Council members met Tuesday in a special session to review a visioning report compiled from a series of public meetings by consultants Matrix Design Group.
Bullhead City Mayor Tom Brady suggested staff send a copy of the completed report to all businesses in that section of Highway 95 and cross streets and solicit feedback from those business owners.
“Any additional input that we can see now and in the future would be great,” said Bullhead City Manager Toby Cotter. “We can have as many workshops in the future as council would like, we can have as many discussions as council would like — if we’re going to move forward with improving Old Bullhead City we have to keep talking about it or it will never happen.”
Design Matrix Group’s stated goal for the public and council meetings, which were held in May, included creating a community-driven vision for the corridor that runs for less than a mile between First and Seventh Streets.
The group reported residents and council members envisioned Old Bullhead City as a downtown-like destination with beautified streets, safe spaces for pedestrians and bicyclists and gathering places including the river, businesses, parks and restaurants.
The report identified six goals: creating a destination district, capitalizing on nearby destinations, taking full advantage of ADOT and city investments and creating a plan for Highway 95 while considering zoning issues and underutilized assets.
Recommendations and key strategies identified included the creation of pocket parks, an expanded property enhancement program, as well as Highway 95 alignment and design alternatives.
Pocket parks, which can be created on a single vacant lot, are recommended at the west ends of Second, Third, and Fourth streets.
The report noted the city currently has a nascent property enhancement program and that a possible expanded program could include city/property owner licensing agreements to enhance private property frontages as well as the potential for the city to invest in vacant or tax-delinquent properties for the creation of pocket parks and parking lots.
The group also recommended a marketing evaluation for Old Bullhead City, which would provide a detailed and objective evaluation of the potential to attract and retain business to the area and a redevelopment area plan.
A redevelopment area plan acts as a guidebook for revitalization within a core community area.
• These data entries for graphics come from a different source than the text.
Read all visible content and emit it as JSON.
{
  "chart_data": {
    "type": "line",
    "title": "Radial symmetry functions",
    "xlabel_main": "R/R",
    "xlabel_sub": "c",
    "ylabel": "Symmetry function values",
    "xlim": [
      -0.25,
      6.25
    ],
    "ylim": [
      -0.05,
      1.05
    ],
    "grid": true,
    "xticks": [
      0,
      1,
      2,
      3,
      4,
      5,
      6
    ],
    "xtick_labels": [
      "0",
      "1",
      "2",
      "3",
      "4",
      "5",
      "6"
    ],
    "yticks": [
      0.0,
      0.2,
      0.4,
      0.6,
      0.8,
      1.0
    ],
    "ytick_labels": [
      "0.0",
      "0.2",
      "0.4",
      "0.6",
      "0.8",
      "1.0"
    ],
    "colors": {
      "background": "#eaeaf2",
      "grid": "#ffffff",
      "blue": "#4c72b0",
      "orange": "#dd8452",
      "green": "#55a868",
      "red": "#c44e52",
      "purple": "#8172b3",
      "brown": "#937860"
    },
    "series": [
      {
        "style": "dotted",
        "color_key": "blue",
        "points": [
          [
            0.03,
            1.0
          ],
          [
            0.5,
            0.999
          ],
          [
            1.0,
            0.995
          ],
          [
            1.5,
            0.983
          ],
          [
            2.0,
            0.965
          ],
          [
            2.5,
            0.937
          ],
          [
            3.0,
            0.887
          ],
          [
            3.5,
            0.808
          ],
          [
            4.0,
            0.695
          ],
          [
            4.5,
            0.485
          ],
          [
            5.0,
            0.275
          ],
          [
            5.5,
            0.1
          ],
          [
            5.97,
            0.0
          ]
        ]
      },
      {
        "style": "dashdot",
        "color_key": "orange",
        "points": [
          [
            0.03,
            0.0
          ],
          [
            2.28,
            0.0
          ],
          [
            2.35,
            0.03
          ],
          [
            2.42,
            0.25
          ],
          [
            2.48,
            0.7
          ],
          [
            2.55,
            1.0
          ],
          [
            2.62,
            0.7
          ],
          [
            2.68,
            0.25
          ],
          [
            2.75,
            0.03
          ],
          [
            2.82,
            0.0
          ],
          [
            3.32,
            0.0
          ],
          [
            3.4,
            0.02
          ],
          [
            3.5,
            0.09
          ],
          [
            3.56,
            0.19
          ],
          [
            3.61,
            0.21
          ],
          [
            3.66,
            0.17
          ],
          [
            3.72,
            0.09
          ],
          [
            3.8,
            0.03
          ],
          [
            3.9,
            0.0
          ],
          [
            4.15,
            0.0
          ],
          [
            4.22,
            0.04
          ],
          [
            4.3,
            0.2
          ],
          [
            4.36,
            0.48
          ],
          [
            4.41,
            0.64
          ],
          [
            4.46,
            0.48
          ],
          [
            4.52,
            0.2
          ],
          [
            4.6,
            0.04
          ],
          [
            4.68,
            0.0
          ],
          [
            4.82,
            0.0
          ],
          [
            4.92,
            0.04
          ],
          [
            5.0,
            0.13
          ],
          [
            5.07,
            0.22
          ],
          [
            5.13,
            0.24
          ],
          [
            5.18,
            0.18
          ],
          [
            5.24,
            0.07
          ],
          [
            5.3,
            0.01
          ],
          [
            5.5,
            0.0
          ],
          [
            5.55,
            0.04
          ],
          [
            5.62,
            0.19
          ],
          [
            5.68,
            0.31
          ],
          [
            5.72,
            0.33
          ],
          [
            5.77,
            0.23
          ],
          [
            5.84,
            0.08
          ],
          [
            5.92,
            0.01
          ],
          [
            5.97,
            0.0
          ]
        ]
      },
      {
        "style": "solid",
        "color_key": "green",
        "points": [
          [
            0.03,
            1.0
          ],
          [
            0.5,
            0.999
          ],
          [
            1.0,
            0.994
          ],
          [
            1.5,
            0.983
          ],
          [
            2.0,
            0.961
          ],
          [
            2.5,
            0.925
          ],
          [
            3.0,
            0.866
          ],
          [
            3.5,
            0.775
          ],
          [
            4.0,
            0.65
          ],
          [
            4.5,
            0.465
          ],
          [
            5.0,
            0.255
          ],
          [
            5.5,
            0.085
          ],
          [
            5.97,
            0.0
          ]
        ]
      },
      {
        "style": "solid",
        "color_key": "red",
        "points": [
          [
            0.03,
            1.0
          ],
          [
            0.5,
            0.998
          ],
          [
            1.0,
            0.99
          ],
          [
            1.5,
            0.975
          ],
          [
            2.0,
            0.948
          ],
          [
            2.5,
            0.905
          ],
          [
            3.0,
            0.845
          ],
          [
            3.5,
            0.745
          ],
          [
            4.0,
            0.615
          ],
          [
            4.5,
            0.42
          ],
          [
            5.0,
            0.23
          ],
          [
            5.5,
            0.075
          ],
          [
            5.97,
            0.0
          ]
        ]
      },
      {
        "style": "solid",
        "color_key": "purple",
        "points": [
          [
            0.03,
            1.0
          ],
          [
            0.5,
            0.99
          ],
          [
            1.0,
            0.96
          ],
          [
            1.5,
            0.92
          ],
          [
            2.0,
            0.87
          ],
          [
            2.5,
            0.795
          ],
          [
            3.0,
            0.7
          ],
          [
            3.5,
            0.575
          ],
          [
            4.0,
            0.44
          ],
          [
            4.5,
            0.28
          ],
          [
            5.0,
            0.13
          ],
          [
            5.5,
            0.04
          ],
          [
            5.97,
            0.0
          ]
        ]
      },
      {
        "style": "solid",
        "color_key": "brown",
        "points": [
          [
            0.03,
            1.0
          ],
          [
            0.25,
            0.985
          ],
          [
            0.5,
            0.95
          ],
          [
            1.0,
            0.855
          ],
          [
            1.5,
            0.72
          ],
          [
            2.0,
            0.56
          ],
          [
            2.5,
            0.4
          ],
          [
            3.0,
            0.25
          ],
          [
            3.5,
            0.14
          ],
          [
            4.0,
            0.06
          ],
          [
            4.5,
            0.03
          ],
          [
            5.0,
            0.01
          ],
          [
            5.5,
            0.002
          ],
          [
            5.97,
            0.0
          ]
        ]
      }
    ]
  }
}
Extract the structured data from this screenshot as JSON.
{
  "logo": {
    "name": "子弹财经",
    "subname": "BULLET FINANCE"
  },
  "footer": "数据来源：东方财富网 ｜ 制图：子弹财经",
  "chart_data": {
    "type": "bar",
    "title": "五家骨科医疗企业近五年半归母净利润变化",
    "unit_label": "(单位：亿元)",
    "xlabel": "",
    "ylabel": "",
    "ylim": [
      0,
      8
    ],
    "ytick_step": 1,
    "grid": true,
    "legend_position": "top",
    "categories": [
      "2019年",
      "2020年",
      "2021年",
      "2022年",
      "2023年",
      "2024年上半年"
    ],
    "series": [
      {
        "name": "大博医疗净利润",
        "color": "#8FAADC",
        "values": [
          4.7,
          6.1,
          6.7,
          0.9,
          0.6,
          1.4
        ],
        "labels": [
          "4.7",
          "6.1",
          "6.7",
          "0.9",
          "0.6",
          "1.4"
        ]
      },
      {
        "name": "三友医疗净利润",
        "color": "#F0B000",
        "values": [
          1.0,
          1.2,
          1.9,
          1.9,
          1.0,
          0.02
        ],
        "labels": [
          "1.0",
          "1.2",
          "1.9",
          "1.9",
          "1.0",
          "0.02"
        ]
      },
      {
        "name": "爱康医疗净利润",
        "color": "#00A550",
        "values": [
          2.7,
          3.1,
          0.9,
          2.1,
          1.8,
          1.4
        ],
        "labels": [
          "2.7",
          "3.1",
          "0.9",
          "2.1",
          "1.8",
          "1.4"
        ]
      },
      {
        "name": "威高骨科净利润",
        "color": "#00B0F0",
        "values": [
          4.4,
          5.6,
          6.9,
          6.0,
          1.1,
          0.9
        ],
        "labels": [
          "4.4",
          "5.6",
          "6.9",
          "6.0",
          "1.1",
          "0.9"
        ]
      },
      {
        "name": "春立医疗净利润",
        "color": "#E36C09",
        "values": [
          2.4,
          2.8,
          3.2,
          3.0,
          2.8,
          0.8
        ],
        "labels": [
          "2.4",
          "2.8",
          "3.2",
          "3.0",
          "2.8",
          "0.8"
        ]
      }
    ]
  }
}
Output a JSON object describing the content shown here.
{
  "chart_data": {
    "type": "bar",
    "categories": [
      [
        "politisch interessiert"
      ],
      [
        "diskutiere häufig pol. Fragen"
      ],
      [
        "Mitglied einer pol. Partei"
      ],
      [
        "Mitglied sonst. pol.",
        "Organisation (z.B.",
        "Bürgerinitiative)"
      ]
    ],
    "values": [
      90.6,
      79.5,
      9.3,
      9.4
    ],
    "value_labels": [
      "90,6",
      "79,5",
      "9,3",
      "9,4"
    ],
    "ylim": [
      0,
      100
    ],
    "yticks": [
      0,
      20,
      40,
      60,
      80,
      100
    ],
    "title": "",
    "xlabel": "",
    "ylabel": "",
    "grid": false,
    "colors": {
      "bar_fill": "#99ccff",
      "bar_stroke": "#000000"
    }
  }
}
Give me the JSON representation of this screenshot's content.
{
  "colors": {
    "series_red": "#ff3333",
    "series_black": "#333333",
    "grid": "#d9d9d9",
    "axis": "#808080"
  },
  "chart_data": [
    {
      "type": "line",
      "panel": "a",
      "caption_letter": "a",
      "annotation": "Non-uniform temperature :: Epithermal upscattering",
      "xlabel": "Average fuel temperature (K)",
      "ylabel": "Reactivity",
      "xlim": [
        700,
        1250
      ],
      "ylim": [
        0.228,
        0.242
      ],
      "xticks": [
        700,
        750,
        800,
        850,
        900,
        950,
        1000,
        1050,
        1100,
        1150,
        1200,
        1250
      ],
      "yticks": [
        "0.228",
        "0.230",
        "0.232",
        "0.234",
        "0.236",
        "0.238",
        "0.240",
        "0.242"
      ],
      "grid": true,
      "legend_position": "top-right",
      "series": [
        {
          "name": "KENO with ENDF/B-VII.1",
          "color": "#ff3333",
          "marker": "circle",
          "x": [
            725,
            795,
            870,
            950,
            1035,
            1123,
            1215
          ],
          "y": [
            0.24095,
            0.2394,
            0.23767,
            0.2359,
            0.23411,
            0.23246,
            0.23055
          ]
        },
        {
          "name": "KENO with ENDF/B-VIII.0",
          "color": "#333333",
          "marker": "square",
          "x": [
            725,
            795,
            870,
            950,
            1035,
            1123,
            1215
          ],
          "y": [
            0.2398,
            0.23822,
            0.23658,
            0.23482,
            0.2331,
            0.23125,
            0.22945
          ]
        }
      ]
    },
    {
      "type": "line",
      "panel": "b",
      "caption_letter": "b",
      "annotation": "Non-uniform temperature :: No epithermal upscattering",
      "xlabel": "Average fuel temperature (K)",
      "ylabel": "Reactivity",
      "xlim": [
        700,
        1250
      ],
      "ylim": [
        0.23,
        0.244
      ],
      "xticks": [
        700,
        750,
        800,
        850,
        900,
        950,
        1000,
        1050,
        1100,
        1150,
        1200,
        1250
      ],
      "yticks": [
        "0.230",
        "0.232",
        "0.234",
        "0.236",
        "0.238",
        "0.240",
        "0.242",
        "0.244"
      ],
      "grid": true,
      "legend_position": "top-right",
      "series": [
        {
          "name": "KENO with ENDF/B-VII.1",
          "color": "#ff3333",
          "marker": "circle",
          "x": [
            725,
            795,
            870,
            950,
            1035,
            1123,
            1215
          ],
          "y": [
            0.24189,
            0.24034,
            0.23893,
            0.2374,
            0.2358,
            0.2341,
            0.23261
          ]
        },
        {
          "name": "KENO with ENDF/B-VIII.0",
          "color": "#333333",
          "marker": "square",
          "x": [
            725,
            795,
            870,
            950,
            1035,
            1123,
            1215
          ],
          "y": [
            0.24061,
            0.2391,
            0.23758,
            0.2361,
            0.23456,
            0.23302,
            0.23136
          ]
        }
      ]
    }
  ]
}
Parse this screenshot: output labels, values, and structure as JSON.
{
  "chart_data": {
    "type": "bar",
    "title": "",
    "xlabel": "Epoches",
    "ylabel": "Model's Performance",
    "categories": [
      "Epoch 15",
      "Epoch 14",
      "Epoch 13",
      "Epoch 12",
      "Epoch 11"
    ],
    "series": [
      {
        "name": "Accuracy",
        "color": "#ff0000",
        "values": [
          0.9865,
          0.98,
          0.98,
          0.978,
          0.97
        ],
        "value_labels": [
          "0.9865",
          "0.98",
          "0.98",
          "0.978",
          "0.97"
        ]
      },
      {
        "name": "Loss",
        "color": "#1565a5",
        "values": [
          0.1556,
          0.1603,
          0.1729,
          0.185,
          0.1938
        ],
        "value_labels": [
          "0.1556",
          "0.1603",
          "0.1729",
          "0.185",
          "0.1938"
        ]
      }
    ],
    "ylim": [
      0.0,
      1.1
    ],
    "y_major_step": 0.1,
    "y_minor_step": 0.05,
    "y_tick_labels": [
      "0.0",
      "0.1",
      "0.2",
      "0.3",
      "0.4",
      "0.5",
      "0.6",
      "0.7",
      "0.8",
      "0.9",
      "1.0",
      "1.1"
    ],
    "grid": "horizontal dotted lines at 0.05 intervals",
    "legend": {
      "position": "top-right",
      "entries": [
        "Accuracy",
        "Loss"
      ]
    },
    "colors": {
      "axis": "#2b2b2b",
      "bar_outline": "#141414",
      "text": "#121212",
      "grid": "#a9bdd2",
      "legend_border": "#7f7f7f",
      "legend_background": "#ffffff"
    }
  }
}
In Arizona, redevelopment areas are developed in accordance with Arizona statutes. The plan is a necessary step to accessing federal, state and local economic development tools, the group said.
In their report, the consultants offered three potential design alternatives for Highway 95, including enhancements to the area as it exists, a one-way couplet diverting traffic off the existing highway to two separate one-way streets and a third option of realignment of the existing state route to one two-way street.
“That’s one of the handicaps that we have here, this is not our road,” Cotter said. “We have to work directly with ADOT if we want to see some benefits in this area.”
Any of the envisioned plans would require millions of dollars to implement, Cotter told council members.
“Arizona Department of Transportation is a willing partner and actively working with us on a potential study,” Cotter said. “To put in this type of infrastructure, it’s not just painting, this is a whole infrastructure improvement — this would be very expensive.”
Improving Old Bullhead City will take many discussions and workshops for council and community members, Cotter said.
“Think about how many workshops and meetings we had for Section 12 (the new beaches at Community Park),” he said. “Because of that effort we’ve been able to generate something.”